When Career Advice Goes Bad
Posted on Wednesday, June 13, 2018 by Terry Brame — 60 comments
Among the much rubbish that can be found concerning recruitment consultants, Anne Jagger Recruitment have recently uncovered this gem from someone calling herself 'Career Girl' and offering job-seeking advice to graduates. We won't even bother linking to her blog in case there is even more misleading rubbish published within and we would hate to diminish anybodies chances of finding a job and a career through WHATEVER means they choose.
The basis of the blog was that job-seekers shouldn't "fall into the trap" of using a 'recruiter'. By which we assume she means a recruitment consultant, as she then goes on to name a company that, as far as we can see, trades only from their base in USA and operates a mainly online facility for American based candidates.
Her 'advice' continues along the lines that ALL recruiters earn their money simply by sourcing CV's from applicants. They then lie and break promises to push candidates into interviews for which they are wholly unsuitable and care little about the poor job-seeker because by this time they have earned enough money and moved on to the next victim.
It hardly seems worth insulting the readers intelligence in rebutting that pile of garbage but, for the benefit of anyone seduced into believing the above...
On what planet does Ms Career Girl imagine any company is paying a recruitment consultant to send them as many inappropriate CV's as possible? What employer is happy to pay money to a recruitment business that submits unsuitable candidates for the roles they are advertising? How many recruiters are still in a job if they lie and mislead their clients and candidates?
The knowledgeable blogger then continues by advising job-seekers to avoid all recruitment companies and go 'direct to the hiring manager'.
If a company is advertising a suitable vacancy for which you think you should apply, and that company is instructing you to apply direct to them, your CV should, indeed, be sent to the person responsible for arranging interviews.
If, however, you are applying through an agency, it is HIGHLY PROBABLE that the company does NOT want to fielding direct applications. That is why they have engaged a professional recruiter to carry out the task for them. The best you can hope for, if you happen to find out the prospective employer, is a polite request to submit your application through the agency as advertised. The worst (and most likely) thing to happen is that your application will be rejected simply because you have not followed the correct application procedure - maybe you can't follow instructions!

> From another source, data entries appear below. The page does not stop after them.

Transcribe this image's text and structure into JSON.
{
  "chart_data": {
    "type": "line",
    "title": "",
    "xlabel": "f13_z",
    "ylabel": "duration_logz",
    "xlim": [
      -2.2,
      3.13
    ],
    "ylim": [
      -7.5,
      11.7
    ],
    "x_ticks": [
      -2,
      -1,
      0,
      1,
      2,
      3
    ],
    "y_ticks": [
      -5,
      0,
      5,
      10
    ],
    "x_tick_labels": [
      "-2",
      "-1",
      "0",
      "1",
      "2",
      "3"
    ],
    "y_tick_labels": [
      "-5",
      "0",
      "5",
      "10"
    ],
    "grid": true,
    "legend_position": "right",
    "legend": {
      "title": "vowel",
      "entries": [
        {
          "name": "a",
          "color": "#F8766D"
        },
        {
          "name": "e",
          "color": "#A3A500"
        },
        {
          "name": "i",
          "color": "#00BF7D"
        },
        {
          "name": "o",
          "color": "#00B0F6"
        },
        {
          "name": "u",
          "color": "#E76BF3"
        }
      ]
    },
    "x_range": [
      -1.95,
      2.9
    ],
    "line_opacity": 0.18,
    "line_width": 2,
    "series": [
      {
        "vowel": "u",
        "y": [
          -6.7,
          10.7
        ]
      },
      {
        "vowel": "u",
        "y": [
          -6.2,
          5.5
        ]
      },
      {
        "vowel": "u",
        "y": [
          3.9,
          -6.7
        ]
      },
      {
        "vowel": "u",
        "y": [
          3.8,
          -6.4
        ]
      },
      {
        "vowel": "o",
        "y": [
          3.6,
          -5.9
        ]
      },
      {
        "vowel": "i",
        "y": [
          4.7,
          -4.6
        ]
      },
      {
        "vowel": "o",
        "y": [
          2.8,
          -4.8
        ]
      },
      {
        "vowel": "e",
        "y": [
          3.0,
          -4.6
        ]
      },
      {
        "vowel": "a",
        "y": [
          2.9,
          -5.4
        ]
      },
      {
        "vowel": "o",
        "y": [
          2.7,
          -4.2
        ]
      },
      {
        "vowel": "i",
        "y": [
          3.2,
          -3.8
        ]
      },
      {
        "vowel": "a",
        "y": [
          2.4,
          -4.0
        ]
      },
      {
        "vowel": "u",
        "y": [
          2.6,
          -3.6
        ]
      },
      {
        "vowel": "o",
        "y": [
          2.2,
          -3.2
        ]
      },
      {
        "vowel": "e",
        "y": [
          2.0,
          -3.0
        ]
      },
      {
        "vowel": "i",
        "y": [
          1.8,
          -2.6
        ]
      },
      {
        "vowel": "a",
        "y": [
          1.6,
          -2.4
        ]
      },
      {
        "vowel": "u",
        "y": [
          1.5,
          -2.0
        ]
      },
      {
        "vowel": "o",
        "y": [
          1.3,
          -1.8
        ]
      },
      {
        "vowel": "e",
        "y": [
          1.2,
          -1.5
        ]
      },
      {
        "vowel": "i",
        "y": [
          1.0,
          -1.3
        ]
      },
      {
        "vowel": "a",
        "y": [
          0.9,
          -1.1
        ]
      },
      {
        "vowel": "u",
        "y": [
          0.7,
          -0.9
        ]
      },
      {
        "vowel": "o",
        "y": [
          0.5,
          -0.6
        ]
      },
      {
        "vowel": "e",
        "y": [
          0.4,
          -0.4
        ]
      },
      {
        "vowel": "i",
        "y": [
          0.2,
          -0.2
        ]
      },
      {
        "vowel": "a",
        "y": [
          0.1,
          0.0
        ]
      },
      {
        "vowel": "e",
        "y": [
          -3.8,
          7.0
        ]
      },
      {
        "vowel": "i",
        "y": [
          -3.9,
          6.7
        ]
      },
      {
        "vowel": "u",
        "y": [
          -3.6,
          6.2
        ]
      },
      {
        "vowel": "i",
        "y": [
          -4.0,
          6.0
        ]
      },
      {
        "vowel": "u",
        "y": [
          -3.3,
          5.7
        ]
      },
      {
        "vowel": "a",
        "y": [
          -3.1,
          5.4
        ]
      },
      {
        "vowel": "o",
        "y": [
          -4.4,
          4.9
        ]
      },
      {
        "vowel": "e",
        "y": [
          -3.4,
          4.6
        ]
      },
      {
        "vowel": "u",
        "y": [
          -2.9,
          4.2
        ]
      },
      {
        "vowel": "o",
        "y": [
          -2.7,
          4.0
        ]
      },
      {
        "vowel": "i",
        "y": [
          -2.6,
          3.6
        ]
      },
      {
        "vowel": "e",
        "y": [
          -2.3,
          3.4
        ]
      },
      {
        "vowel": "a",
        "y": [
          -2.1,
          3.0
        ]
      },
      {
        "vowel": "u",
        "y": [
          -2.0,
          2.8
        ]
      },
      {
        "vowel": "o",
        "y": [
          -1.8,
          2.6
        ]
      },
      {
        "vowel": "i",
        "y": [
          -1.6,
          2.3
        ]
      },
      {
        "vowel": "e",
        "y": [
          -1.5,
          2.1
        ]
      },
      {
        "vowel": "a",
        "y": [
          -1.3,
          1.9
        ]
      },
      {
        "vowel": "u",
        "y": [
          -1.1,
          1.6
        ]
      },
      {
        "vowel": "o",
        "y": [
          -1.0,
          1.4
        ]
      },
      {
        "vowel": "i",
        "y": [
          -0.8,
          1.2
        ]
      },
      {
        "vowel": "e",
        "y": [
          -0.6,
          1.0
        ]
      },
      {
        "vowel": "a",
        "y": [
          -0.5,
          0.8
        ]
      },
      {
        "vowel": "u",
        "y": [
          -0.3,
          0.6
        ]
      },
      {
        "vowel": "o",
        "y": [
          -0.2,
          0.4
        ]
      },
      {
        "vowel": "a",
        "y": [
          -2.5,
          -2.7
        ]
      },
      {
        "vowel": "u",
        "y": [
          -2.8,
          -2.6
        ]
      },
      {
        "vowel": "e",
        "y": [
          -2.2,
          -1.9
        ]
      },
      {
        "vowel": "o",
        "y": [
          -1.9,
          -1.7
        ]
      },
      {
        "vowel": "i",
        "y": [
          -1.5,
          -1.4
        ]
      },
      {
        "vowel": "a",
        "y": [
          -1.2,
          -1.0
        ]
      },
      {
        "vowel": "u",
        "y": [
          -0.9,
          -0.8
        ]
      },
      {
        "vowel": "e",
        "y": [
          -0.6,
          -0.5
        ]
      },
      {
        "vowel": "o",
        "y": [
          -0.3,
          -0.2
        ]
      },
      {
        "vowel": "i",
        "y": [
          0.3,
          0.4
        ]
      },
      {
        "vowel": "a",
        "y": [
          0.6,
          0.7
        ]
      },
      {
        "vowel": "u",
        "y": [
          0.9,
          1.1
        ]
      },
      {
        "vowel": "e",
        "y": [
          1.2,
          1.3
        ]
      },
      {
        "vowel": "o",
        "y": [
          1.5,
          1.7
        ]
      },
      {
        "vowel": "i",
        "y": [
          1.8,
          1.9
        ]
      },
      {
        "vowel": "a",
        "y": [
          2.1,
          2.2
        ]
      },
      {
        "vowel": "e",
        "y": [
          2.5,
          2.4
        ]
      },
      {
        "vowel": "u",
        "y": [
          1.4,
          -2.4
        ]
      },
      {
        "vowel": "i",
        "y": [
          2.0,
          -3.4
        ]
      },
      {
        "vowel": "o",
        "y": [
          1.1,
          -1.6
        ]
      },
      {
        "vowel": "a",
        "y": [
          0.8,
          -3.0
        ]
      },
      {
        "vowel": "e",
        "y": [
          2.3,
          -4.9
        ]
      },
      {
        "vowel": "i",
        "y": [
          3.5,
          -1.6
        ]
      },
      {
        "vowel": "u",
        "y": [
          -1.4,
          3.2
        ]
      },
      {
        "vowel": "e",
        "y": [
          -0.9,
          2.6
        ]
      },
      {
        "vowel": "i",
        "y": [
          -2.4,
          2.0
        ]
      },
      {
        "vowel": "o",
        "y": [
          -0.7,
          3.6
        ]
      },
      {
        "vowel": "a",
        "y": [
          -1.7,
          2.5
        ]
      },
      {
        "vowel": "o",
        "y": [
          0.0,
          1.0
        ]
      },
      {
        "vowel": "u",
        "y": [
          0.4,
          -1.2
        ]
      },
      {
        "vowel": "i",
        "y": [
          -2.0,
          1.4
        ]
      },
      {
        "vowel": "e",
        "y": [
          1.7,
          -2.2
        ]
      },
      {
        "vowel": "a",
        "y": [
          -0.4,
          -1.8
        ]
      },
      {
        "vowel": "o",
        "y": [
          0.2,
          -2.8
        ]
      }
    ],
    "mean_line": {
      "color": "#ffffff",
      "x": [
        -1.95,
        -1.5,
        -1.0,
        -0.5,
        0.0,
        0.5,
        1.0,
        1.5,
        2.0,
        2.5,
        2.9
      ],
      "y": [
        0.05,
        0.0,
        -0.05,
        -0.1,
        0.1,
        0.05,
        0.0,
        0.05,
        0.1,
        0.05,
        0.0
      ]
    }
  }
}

It seems to us that our blogger has, in fact, approached one company (the business named in the article) who have let her down because they are not UK based or have failed to explain that they do not speak to the kind of employers to which she needs to access. She goes on to contend that she has spent "hundreds" attending registration interviews and only ever found unprofessional and uncaring recruiters.
We have no facts with which to challenge this contention, so we will simply say the following;
If you have a similar experience when speaking to a UK based recruitment agency, report the matter to the Recruitment and Employment Confederation (REC) or ring us here at Anne Jagger Recruitment and we will report them for you. Our guess is that you will find 99% of recruiters in this country open, honest and professional, if you avoiding speakingto ALL recruitment agencies in your particular sector you will miss out on a huge part of the current employment market and this could mean restricting your career opportunities.
If you want to know about consultants' bonuses and commssions, yes, they often exist to motivate consultants in the same way that any sales targets are used as an incentive. However, far from simply collection worthless CV's most agencies will actually help you improve yours and also offer you guidance and preparation if you are lucky enough to secure a job interview through them. In short, your consultant is unlikely to make any significant salary if he or she does not actually help their candidates get the job for which they have applied and will give you all the help and encouragement you need if they think you are a suitable candidate. Remember, candidates pay nothing for any of this, the client pays the bills after a placement has been made and it is for this reason you may find that many recruiters will only submit your application if it fits with the very tight brief that they will have been given. Don't be offended if you aren't put forward for your 'dream job', you may not actually be ready for it yet.
Also, beware the amateur blogger who doesn't know what she's talking about!!